Depuis mi-octobre, les étudiants autrichiens occupent les universités de Vienne pour revendiquer une éducation gratuite pour tous. Mais la question du financement de l’enseignement supérieur ne doit pas être taboue, plaide l'économiste Andreas Schibany dans le Standard.

Publié le 30 octobre 2009 à 11:57
Assemblée générale pendant l’occupation de l’Université de Vienne par les étudiants, le 28 octobre 2009. Photo : Daniel Weber/Flickr

C'est un nom que l'on entend surtout dans la bouche des philosophes, qui sortent subitement de leur réserve dès lors que ce qu'il représente leur paraît menacé : Wilhelm von Humboldt, l'impérissable mythe d'une certaine politique d'éducation européenne [Wilhelm von Humboldt (1767-1865) a fondé l’université Humboldt de Berlin et introduit le principe de la libre recherche et de la confrontation des disciplines pour faire avancer le savoir].
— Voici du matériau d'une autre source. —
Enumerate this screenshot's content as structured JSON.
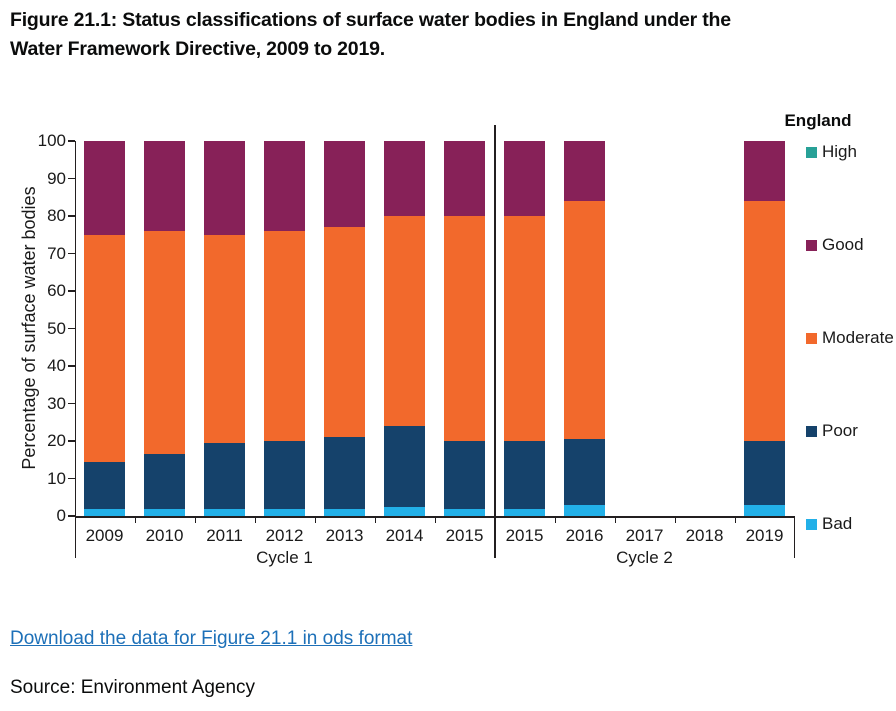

C'est pouquoi toute tentative de réforme du système éducatif est vue comme l'expression d'une haine envers l'œuvre du célèbre linguiste philosophe et une menace contre l'université, ce lieu où est encore possible la connaissance du monde par simple amour et où le concept d'éducation hérité des Lumières tombe aujourd'hui sous le coup de la loi du marché.
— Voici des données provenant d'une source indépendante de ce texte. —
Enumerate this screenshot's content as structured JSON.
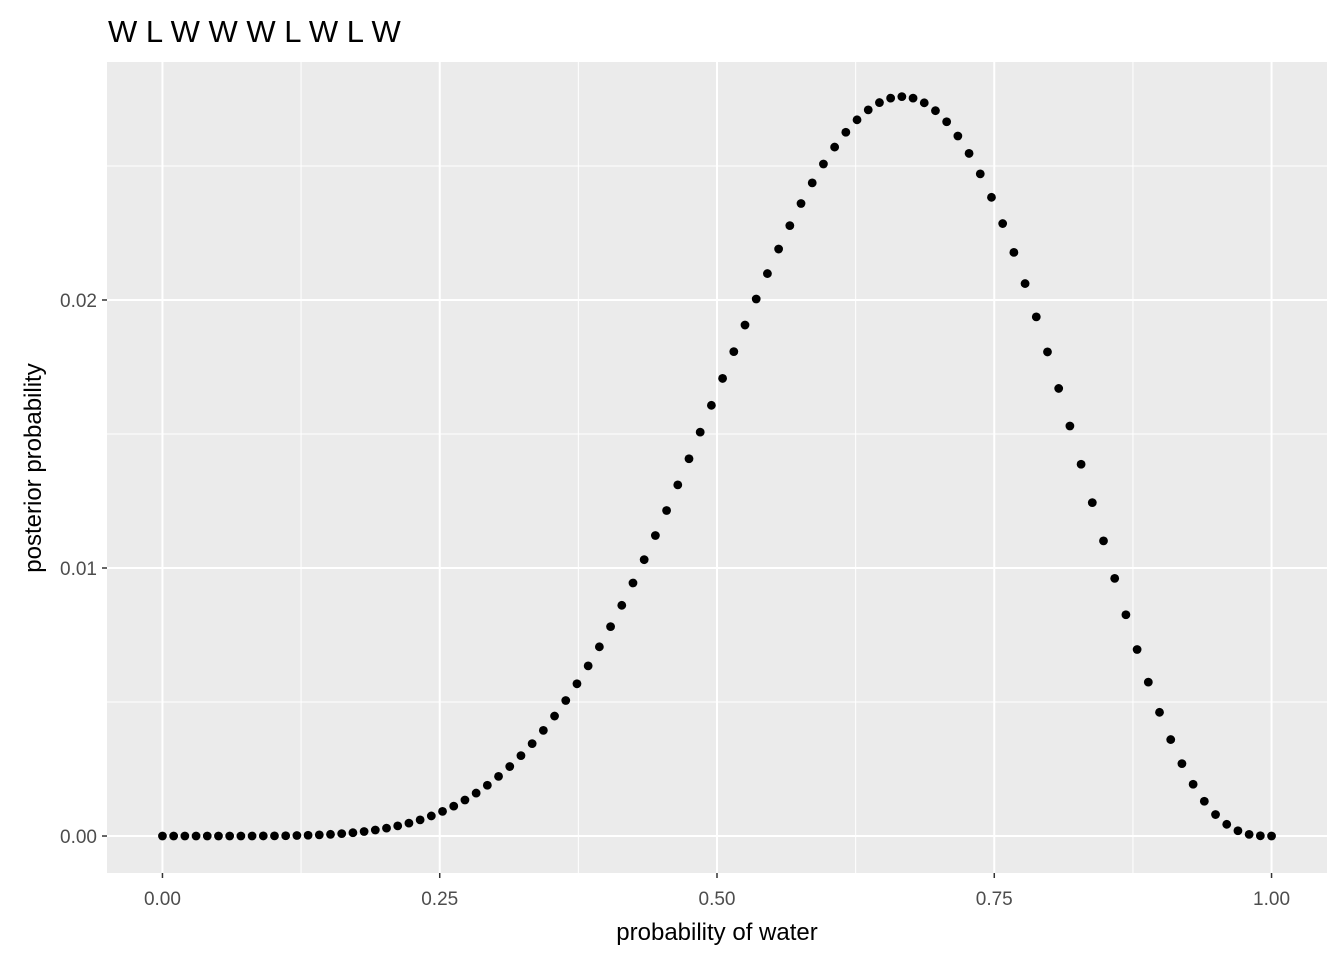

Le spectre d'une vision mercantile de l'université

Ces discoureurs philosophes ne se lassent pas de nous mettre en garde contre la pensée mercantile et le risque de réduire l'université à un simple lieu de formation. Et plane toujours le spectre du modèle anglo-saxon, qui fait le distinguo entre les universités essentiellement orientées vers la recherche et celles qui considèrent leur enseignement comme supérieur. Une conception perçue comme "une menace permanente pour l'université".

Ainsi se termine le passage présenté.